例えば、CL決勝戦の特等席は確か5,000ユーロ。恐らく、日本人の感覚としてはたかが90分のサッカー観戦如きで60万円は高すぎると思うでしょう。先日のNFLスーパーボールの高い席は日本円換算で840万円とか。放映権でも同じこと。何が適正価格かは様々な捉え方があるが、需給に基づく市場価格は資本主義経済下ではある意味最もフェアな価格。本当に日本は所得を上げるためになんとかしないと。

節約や貯蓄は有意義な目的のために

日本では雇用する側が賃金を上げること(=企業等の収益が上がり、労働分配率を高めること)も必要だが、一方で消費者側の意識改革も必要ではないか。安ければ良いとか、倹約・節約・貯蓄が美徳だとか…。これまでの日本人の価値観を少し見直して「(高価であっても価値に見合うものであれば)質が良いもの、価値が高いものを求めることは尊いこと。」と。日本の個人金融資産は2,000兆円あるという。節約や貯蓄は使う目的があってのもの。節約や貯蓄が目的化してる方が多くないですか? 或いは、将来が不安だから備えとして貯蓄する若者とか。

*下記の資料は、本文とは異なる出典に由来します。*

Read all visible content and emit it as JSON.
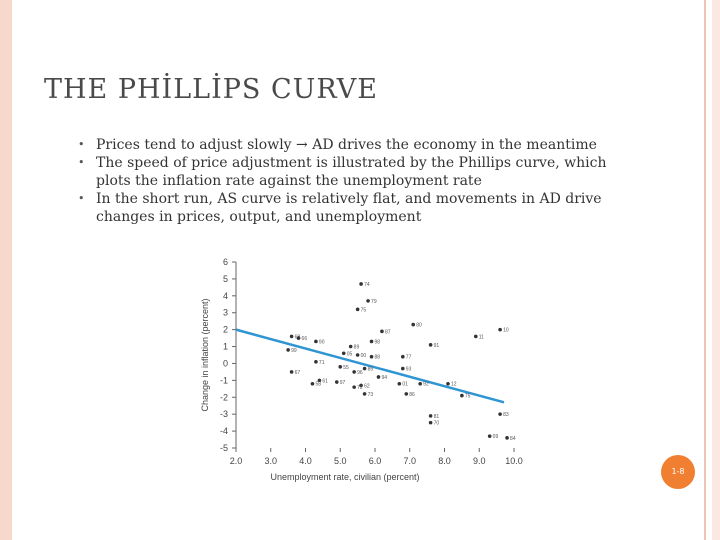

(以下は少し乱暴な意見であると承知するが、)例えば企業価値については、①ゴーイングコンサーンで評価する企業価値(=DCF法による評価)や②市場評価額に基づく企業価値(=株式市場での評価)よりも、③時価純資産評価(=資産の時価評価額+純預金等)による企業価値が上回っている場合、株主はその企業にノーを突きつける。なぜなら、今後も企業活動を継続するよりも会社を解散してキャッシュを株主に分配する方が株主にとってメリットがあるから。

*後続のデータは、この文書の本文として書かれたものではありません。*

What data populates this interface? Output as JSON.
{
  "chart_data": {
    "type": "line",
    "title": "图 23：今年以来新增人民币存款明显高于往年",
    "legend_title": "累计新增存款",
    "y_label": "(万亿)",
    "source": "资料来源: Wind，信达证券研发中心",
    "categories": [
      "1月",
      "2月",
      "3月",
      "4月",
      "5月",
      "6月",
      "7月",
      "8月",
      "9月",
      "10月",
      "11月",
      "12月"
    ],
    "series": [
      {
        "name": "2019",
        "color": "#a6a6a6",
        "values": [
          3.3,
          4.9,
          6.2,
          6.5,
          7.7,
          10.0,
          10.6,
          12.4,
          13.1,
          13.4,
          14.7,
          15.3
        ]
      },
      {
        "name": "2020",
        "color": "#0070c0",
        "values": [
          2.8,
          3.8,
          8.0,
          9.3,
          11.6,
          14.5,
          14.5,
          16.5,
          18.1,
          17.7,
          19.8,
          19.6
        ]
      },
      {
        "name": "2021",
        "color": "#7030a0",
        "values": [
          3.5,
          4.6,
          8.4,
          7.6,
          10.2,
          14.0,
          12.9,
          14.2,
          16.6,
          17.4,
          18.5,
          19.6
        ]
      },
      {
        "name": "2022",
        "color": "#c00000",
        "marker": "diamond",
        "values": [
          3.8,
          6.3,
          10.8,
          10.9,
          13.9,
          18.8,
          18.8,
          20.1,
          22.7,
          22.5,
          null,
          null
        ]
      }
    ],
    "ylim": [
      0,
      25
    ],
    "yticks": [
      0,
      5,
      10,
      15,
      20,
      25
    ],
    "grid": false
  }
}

これを企業ではなく若者にあてはめて考えてみると…。一方は自身の成長のための自己投資を控えて貯蓄に勤しむ若者。もう一方は、将来の自身の価値を高めるために余資を自己投資する若者。企業や社会にとってどちらの若者が望まれるかは明らかだ。

自身のスキルや実力を高めるために投資したり、豊かな人生を送るために消費する価値観を肯定する社会を育む必要がある。
(言うは易し...だが。)

コンテンツとしてのプロスポーツの価値

欧米でスポーツやエンターテインメントの価値をそこまで高めた関係者の工夫や努力からも日本は学ばなければばならない。少し前からヴィッセル神戸が30万円の席を販売しているそうだが、例えばパリ・サンジェルマンのVIP席などは世界中のセレブが一度は行って観たい場所なのだそうだ。どうしたらそのようにできるのだろう? 

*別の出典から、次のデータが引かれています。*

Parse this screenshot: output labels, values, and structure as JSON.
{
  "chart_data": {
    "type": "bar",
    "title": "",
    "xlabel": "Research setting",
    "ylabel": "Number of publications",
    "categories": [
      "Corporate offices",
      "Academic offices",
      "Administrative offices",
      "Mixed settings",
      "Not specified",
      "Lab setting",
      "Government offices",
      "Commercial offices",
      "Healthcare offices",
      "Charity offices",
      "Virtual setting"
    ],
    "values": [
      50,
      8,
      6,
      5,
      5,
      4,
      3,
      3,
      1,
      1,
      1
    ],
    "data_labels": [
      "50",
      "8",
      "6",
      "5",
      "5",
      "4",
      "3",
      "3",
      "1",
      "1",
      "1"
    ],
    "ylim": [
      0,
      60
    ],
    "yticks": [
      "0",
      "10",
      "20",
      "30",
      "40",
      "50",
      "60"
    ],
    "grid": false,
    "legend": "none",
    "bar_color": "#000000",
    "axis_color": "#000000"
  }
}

かつてのJリーグのどこかのクラブのように無料チケットを配っての集客は、「まずはスタジアムに足を運んでもらうきっかけに」と楽しさを体験してもらおうという狙いあってのとこだと思うが...。(少なくとも僕にとっては十二分に見応えある)プロの真剣勝負をタダで見せるなんて、そのゲームのためにストイックに準備する選手達や不断の努力を重ねるスタッフに失礼だし、興行の価値を下げるだけではないかと思ってしまう。

今年もJリーグが始まった。
間もなく、W杯最終予選も天王山を迎える。
日本のフットボールはどこへ向かうのだろう。世界基準を目指してコンテンツとしての価値をいかに高めることができるか、そしてファンが正当な対価を支払ってスタジアムに足を運んだり映像を視聴する理想のスパイラルに向かって欲しいと思う。
フットボールは社会の縮図でもある。